In fact, if you are already dealing with large ctables, and you expect the output to be large too, it is always possible to store the result on a ctable that lives on-disk:

In [28]:
ct.eval("cos((3+f0)/sqrt(2*f1))", rootdir="mydir/ct_disk3")

array(-0.7076921035197548)

However, if what you want is having a numpy structured array as output, you can always specify that via the `out_flavor` parameter:

In [29]:
ct.eval("cos((3+f0)/sqrt(2*f1))", out_flavor="numpy")

array(-0.7076921035197548)

## Fetching data based on conditions

Finally, there is a powerful way to get data that you are interested in while using conditions:

In [30]:
ct.fetchwhere("(f0>0) & (f1<5e9)")

ctable((70710,), [('f0', '<i4'), ('f1', '<f8')])
  nbytes: 828.63 KB; cbytes: 184.79 KB; ratio: 4.48
  cparams := cparams(clevel=5, shuffle=1, cname='lz4', quantize=0)
[(1, 1.0) (2, 4.0) (3, 9.0) ..., (70708, 4999621264.0)
 (70709, 4999762681.0) (70710, 4999904100.0)]

And you can skip the first rows fulfilling the condition and limit the total amount to returned too:

In [31]:
ct.fetchwhere("(f0>0) & (f1<5e9)", skip=10000, limit=2000)

ctable((2000,), [('f0', '<i4'), ('f1', '<f8')])
  nbytes: 23.44 KB; cbytes: 32.00 KB; ratio: 0.73
  cparams := cparams(clevel=5, shuffle=1, cname='lz4', quantize=0)
[(10001, 100020001.0) (10002, 100040004.0) (10003, 100060009.0) ...,
 (11998, 143952004.0) (11999, 143976001.0) (12000, 144000000.0)]

Or get a NumPy array too:

In [32]:
ct.fetchwhere("(f0>0) & (f1<5e9)", skip=10000, limit=2000, out_flavor="numpy")

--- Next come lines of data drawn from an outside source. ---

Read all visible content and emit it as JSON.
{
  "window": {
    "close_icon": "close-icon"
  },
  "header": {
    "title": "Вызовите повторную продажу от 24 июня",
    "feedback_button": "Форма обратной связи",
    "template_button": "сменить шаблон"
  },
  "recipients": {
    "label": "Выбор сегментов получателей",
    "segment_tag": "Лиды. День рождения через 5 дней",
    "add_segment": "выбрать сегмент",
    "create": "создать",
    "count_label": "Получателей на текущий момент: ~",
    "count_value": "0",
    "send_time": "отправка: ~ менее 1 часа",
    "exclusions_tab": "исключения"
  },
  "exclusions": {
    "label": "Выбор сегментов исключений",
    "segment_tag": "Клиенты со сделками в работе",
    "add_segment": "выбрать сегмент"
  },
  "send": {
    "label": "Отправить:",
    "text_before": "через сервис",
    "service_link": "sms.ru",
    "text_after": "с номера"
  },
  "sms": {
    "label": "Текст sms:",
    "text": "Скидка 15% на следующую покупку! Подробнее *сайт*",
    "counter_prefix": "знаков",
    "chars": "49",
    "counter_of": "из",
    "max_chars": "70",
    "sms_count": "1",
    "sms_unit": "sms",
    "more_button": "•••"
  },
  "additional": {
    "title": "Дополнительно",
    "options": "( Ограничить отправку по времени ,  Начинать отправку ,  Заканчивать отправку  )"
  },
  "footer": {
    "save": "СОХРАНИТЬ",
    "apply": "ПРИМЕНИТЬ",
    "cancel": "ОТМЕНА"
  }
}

array([(10001, 100020001.0), (10002, 100040004.0), (10003, 100060009.0),
       ..., (11998, 143952004.0), (11999, 143976001.0),
       (12000, 144000000.0)], 
      dtype=[('f0', '<i4'), ('f1', '<f8')])

Although perhaps using default contexts is a more elegant way to do the same thing:

In [33]:
with bcolz.defaults_ctx(out_flavor="numpy"):
    out = ct.fetchwhere("(f0>0) & (f1<5e9)", skip=10000, limit=2000)
out

array([(10001, 100020001.0), (10002, 100040004.0), (10003, 100060009.0),
       ..., (11998, 143952004.0), (11999, 143976001.0),
       (12000, 144000000.0)], 
      dtype=[('f0', '<i4'), ('f1', '<f8')])

## That's all folks!

That's all for this tutorial section.  Now you should have a look at the [reference section](http://bcolz.blosc.org/reference.html) so as to grasp all the functionality that bcolz is offering to you.  In general, ctable objects inherits most of the properties of carrays, so make sure that you master all the weaponery in carrays before getting too in deep into ctables.